CS 91.404 (Section 201)

Analysis of Algorithms

Fall, 2008


General Information

Level: Advanced Undergraduate
Category: Required for Computer Science Majors
Credits: 3
Location: OS 401
Time: Tu, Th 1:00-2:15

Acknowledgement: Courtesy of Prof. Karen Daniels. Many of the materials used in this course are adapted from Prof. Daniels's previous course.
Instructor: Prof. Benyuan Liu
Email: bliu@cs.uml.edu
Office Hours: Thursday 3:00-4:30pm, Friday 10:30-12:00pm,
or by appointment; in Olsen Hall 210
TA: Anwar Saipulla
Email: asaipull@cs.uml.edu
Office Hour: Wed 1:30 - 2:30 pm, in OS 219A (student lounge)



General Description:

This is a required course for Computer Science majors. It builds on the introduction to data types and data structures that students receive in CSII (91.102).

Learning Outcomes: in Word format.

In this course (91.404) we distinguish between an abstract data type (such as a list, stack, queue, tree, or hash table) and a data structure that represents how the abstract data type is represented and stored in the computer's memory. We learn about algorithms for manipulating information in a variety of fundamental abstract data types and data structures.

Information tasks such as searching, retrieving, inserting, updating, sorting and deleting arise frequently in Computer Science problems that are central to many computer applications. We focus on algorithms to correctly and efficiently accomplish these types of core tasks.

What do we mean by "efficiently?" We measure efficiency in terms of speed and space (storage) usage. We use techniques from theoretical computer science and discrete mathematics for our analyses.

Why does efficiency matter in computing environments in which processors are very fast and storage space is abundant? Here are two reasons that have significant practical impact:
- The amount of information continues to explode quickly, and for large amounts of information the differences in speed and storage requirements across different algorithm/data structure combinations can be huge.
- Some types of problems are inherently difficult and we cannot expect to solve them as efficiently as we can solve easier ones. It is important to learn to recognize such problems and be familiar with ways to tackle them.

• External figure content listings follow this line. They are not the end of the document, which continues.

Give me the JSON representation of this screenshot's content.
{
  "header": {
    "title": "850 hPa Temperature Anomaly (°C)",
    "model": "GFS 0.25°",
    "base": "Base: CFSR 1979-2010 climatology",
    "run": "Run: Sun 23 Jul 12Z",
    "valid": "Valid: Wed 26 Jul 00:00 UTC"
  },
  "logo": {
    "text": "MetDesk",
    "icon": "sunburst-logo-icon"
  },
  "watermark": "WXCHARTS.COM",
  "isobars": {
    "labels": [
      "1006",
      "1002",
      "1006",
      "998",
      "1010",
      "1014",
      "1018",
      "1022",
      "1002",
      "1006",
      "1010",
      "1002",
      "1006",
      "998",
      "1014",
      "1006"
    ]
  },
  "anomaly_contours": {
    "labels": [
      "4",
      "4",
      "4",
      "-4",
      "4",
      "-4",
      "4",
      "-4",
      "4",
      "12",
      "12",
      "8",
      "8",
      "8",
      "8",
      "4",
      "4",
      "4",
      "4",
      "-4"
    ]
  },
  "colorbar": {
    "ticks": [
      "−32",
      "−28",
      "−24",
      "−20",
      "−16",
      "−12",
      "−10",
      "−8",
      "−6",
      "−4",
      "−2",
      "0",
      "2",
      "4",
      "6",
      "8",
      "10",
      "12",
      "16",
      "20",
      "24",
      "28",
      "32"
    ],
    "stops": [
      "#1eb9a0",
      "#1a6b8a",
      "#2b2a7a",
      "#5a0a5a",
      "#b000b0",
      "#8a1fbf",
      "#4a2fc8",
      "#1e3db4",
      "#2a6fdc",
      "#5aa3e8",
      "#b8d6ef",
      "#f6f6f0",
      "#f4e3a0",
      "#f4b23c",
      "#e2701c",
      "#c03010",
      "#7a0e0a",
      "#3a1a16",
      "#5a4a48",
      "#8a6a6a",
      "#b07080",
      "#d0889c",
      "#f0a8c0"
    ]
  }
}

The algorithms we study represent a variety of important Computer Science problem-solving strategies, or algorithmic paradigms. We examine major characteristics of several algorithmic paradigms.


Topics: Algorithms, Data Structures, Time and Space Complexity Analysis

Prerequisites: Computing III (91.201), Discrete Math I & II (92.321, 92.322), Statistics for Scientists and Engineers (92.386), Calculus I-II (92.131-231).

Required Textbook :

Grading:  The course will have 2 exams: one midterm exam and one final exam (see syllabus for expected dates).  Each exam is cumulative and open book.  Grades will be calculated approximately as follows:

Homework 30%
Midterm Exam 30%
Final Exam 30%
Discretionary 10%(attendance, participation)

Homework: This is primarily a "paper-and-pencil" course whose homework and exams involve writing algorithms using "pseudo-code", establishing their correctness and analyzing their efficiency. Although programming will not be required, programs will be provided whenever possible to illustrate and reinforce concepts. Students are also encouraged to implement their algorithms.